Rotation must be procedural, not heroic. When rotation depends on someone remembering to update a secret, it won’t happen reliably. Automated rotation for supported services. Monitoring and alerting for everything else. The goal is systems that fail safely when secrets expire, not systems that depend on human vigilance.
The teams that get this right aren’t necessarily more security-conscious than others. They’re the ones who understood that ISO 27017 controls exist for practical reasons—they codify lessons from decades of security failures into engineering requirements.

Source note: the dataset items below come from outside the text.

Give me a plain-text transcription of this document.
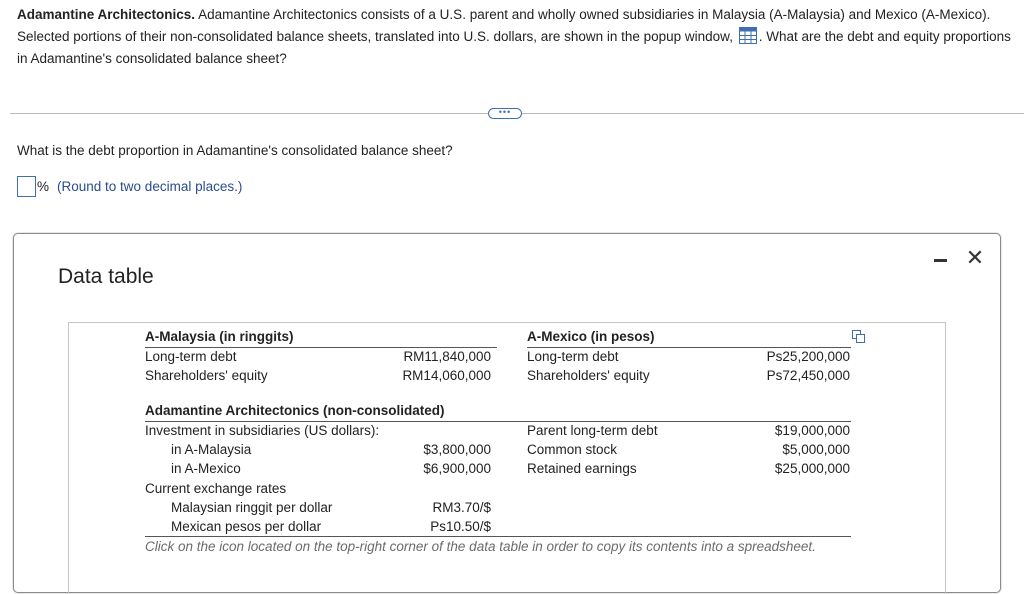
Adamantine Architectonics. Adamantine Architectonics consists of a U.S. parent and wholly owned subsidiaries in Malaysia (A-Malaysia) and Mexico (A-Mexico). Selected portions of their non-consolidated balance sheets, translated into U.S. dollars, are shown in the popup window, . What are the debt and equity proportions in Adamantine's consolidated balance sheet?
•••
What is the debt proportion in Adamantine's consolidated balance sheet?
% (Round to two decimal places.)
Data table
✕
A-Malaysia (in ringgits)
Long-term debt	RM11,840,000
Shareholders' equity	RM14,060,000
A-Mexico (in pesos)
Long-term debt	Ps25,200,000
Shareholders' equity	Ps72,450,000
Adamantine Architectonics (non-consolidated)
Investment in subsidiaries (US dollars):
in A-Malaysia	$3,800,000
in A-Mexico	$6,900,000
Parent long-term debt	$19,000,000
Common stock	$5,000,000
Retained earnings	$25,000,000
Current exchange rates
Malaysian ringgit per dollar	RM3.70/$
Mexican pesos per dollar	Ps10.50/$
Click on the icon located on the top-right corner of the data table in order to copy its contents into a spreadsheet.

Your appsettings.Production.json file shouldn’t contain secrets. Not because it’s a best practice. Not because some security checklist told you so. Because ISO 27017 controls CLD 10.1.2, A.10.1.1, and A.10.1.2 require cryptographic key protection that configuration files simply cannot provide.
Azure Key Vault, Managed Identity, and proper access controls aren’t optional security enhancements. They’re the minimum viable implementation of international compliance standards that your organization probably already claims to follow.
The shared responsibility model is clear: Microsoft secures the vault. You secure the access. Neither works without the other.